Одна из причин, по которой временная линия остается нечеткой, заключается в том, что большинство книг по упадку отслеживают подвижные цели - результаты политики и экономические индексы, спорные факты и цифры. Они также должны отслеживать нарративы и убеждения - культуру, одним словом. Дело не в том, что статистика и метрики не важны, а фантазии и риторика - важны. Дело скорее в том, что мейнстримный деклинизм слишком верит в объяснительную силу цифр. Он слишком вложен в модель политической рациональности, предполагающую, что государства и субъекты реагируют на экономические факты по сигналу. Точно так же он чересчур вкладывается в модель позитивистской истории, предполагая, что мы знаем, что и почему произошло. Когда мы сосредотачиваемся на волюнтаристском политическом выборе, известных переменных и теории рационального актора, мы рискуем проигнорировать два значительных и крайне неуправляемых фактора: культурные мифы и спекуляции свободного рынка.
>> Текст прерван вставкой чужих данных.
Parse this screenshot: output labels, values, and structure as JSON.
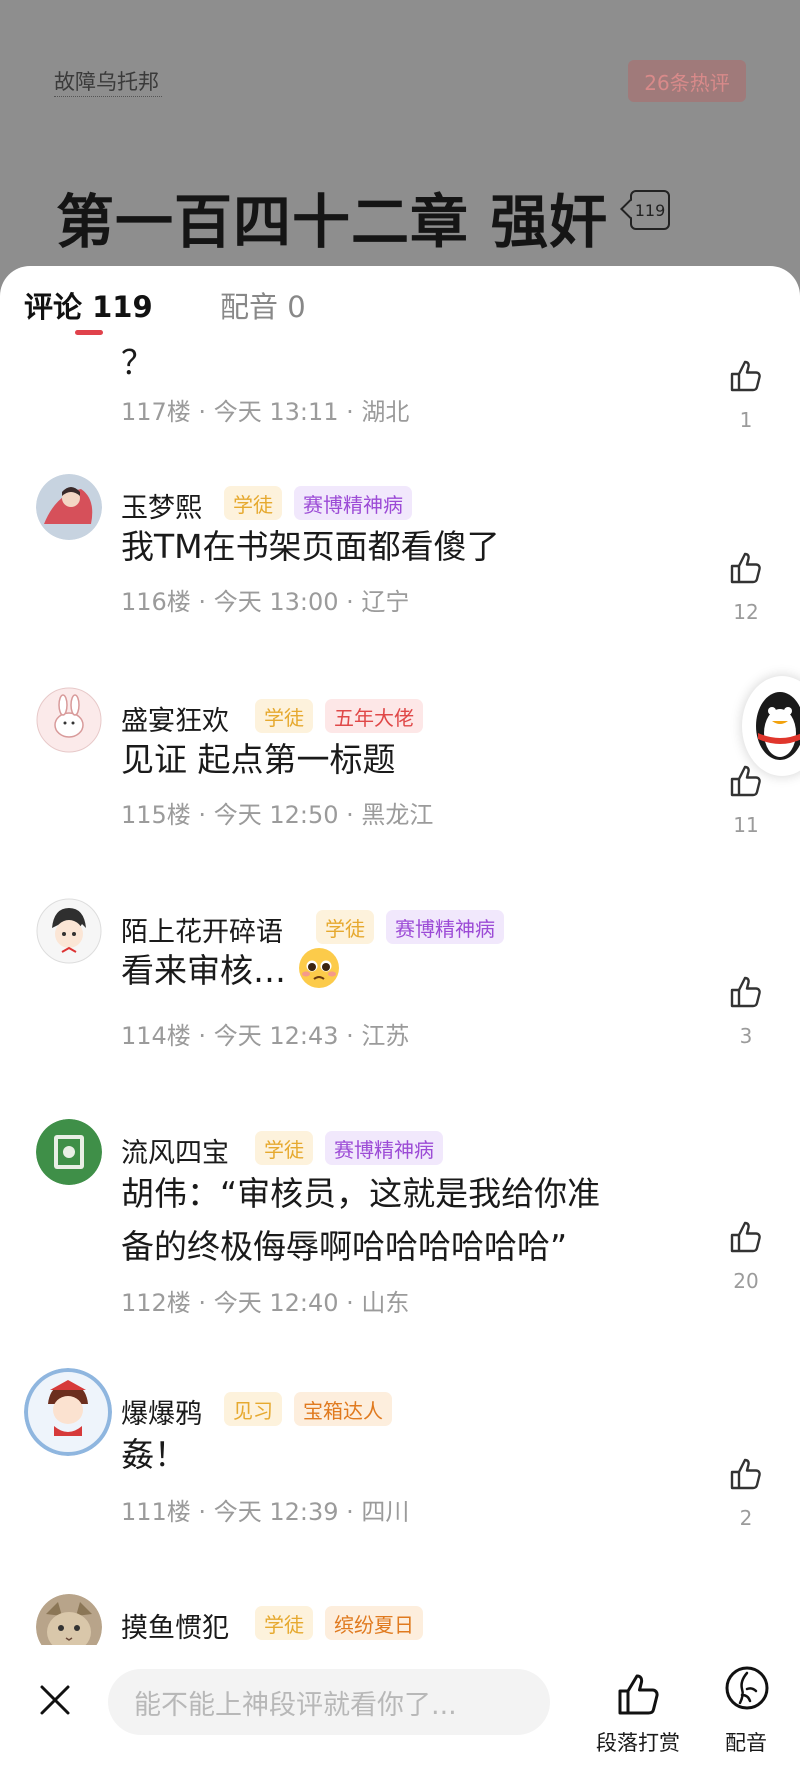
{
  "header": {
    "author": "故障乌托邦",
    "hot_badge": "26条热评",
    "chapter_title": "第一百四十二章 强奸",
    "title_count": "119"
  },
  "tabs": {
    "comments_label": "评论 119",
    "dub_label": "配音 0"
  },
  "comments": [
    {
      "text": "？",
      "meta": "117楼 · 今天 13:11 · 湖北",
      "likes": "1"
    },
    {
      "user": "玉梦熙",
      "badges": [
        "学徒",
        "赛博精神病"
      ],
      "text": "我TM在书架页面都看傻了",
      "meta": "116楼 · 今天 13:00 · 辽宁",
      "likes": "12"
    },
    {
      "user": "盛宴狂欢",
      "badges": [
        "学徒",
        "五年大佬"
      ],
      "text": "见证 起点第一标题",
      "meta": "115楼 · 今天 12:50 · 黑龙江",
      "likes": "11"
    },
    {
      "user": "陌上花开碎语",
      "badges": [
        "学徒",
        "赛博精神病"
      ],
      "text": "看来审核…",
      "emoji": "pleading-face-emoji",
      "meta": "114楼 · 今天 12:43 · 江苏",
      "likes": "3"
    },
    {
      "user": "流风四宝",
      "badges": [
        "学徒",
        "赛博精神病"
      ],
      "text_line1": "胡伟：“审核员，这就是我给你准",
      "text_line2": "备的终极侮辱啊哈哈哈哈哈哈”",
      "meta": "112楼 · 今天 12:40 · 山东",
      "likes": "20"
    },
    {
      "user": "爆爆鸦",
      "badges": [
        "见习",
        "宝箱达人"
      ],
      "text": "姦！",
      "meta": "111楼 · 今天 12:39 · 四川",
      "likes": "2"
    },
    {
      "user": "摸鱼惯犯",
      "badges": [
        "学徒",
        "缤纷夏日"
      ]
    }
  ],
  "bottom_bar": {
    "input_placeholder": "能不能上神段评就看你了...",
    "tip_label": "段落打赏",
    "dub_label": "配音"
  },
  "colors": {
    "accent": "#e0424b",
    "overlay": "#8e8e8e",
    "muted_text": "#9b9b9b"
  }
}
Эти иррациональные и неизвестные силы противостоят моральной сдержанности, когнитивному порядку и воле политиков. Вера берет верх над разумом.

Тем не менее, технократы как правого, так и левого центра по-прежнему доминируют в дискуссиях о спаде. Хаббард и Кейн, например, считают, что Британия в 1900 году, имея более совершенные экономические инструменты и модели, могла бы "остановить относительный упадок" (182). В свою очередь, американские политики, должным образом обученные экономическим данным (которые регулярно не в состоянии предсказать даже локальные бизнес-циклы, не говоря уже о макроисторических изменениях), могли бы остановить относительный спад в Америке. Аналогичным образом Закария, который более здраво оценивает пределы эконометрического мышления и явно ценит силы убеждения, тем не менее в конце концов утверждает, что экономическая дисфункция современных США в значительной степени обусловлена "конкретной государственной политикой" (233).

В последние годы этот "центр" объединился в ряд позиций, направленных на смягчение последствий американского упадка. В этих книгах много ценной и тонкой работы, технический анализ которой выходит за рамки моей краткой статьи. Тем временем, однако, прагматиков в течение последних двадцати лет затмили более пламенные неоимпе-риальные мыслители, такие как Нил Фергюсон и Роберт Каган. Для Фергюсона и Кагана минибумы 1980-90-х годов и победа в холодной войне закрепили мощную мифологию американской мощи и права. Моральная безусловность их взглядов заставляет читать их с большим интересом. Они утверждают, что американское лидерство по сути своей благотворно и крайне необходимо. Оба приводят в пример цивилизаторскую миссию старой Британской империи. Каган предупреждает политиков от неразумной идеи "упреждающего самоубийства сверхдержавы". Его девиз, приписываемый Чарльзу Краутхаммеру: "Упадок... это выбор". В своем влиятельном эссе "Не угаснуть" Каган утверждает, что Америка пришла в упадок, но не намного, и что "либеральный международный порядок" не сможет выжить без американской мощи. Его утверждения подкрепляются загадочными глагольными временами: "Американский упадок, если он реален, будет означать другой мир для всех". Вот суть языка деклинистов: катастрофа произойдет или может произойти; в любом случае ее последствия заранее гарантированы.

Фергюсон, в свою очередь, знаменито призвал к праведному возвращению к безоговорочному сверхдержавному господству США как к ответственности, от которой слишком часто уклоняются эгоцентричные и мягкотелые американцы, которые "предпочитают потреблять, а не завоевывать" (Colossus 29). Он - последняя версия британского обозревателя, призывающего к лидерству упадочную, тупоголовую или изоляционистскую Америку. У нас был ученый Пол Кеннеди в годы Рейгана, иконоборческий Кристофер Хитченс в годы Клинтона и блефующий неовикторианец Фергу-сон в годы Буша II. Книги Фергюсона, "Империя" (2003) и "Колосс" (2005), вызвали яростную реакцию левых либералов, особенно среди профессиональных специалистов по британскому империализму и политике США. Вместе с книгой Дэвида Каннадина "Орнаментализм" (2002) книги Фергюсона стали сигналом консолидированного и подкованного в средствах массовой информации ревизионизма, отвергающего два десятилетия антиколониальной работы в университетах и десятилетия колониального сопротивления на Глобальном Юге.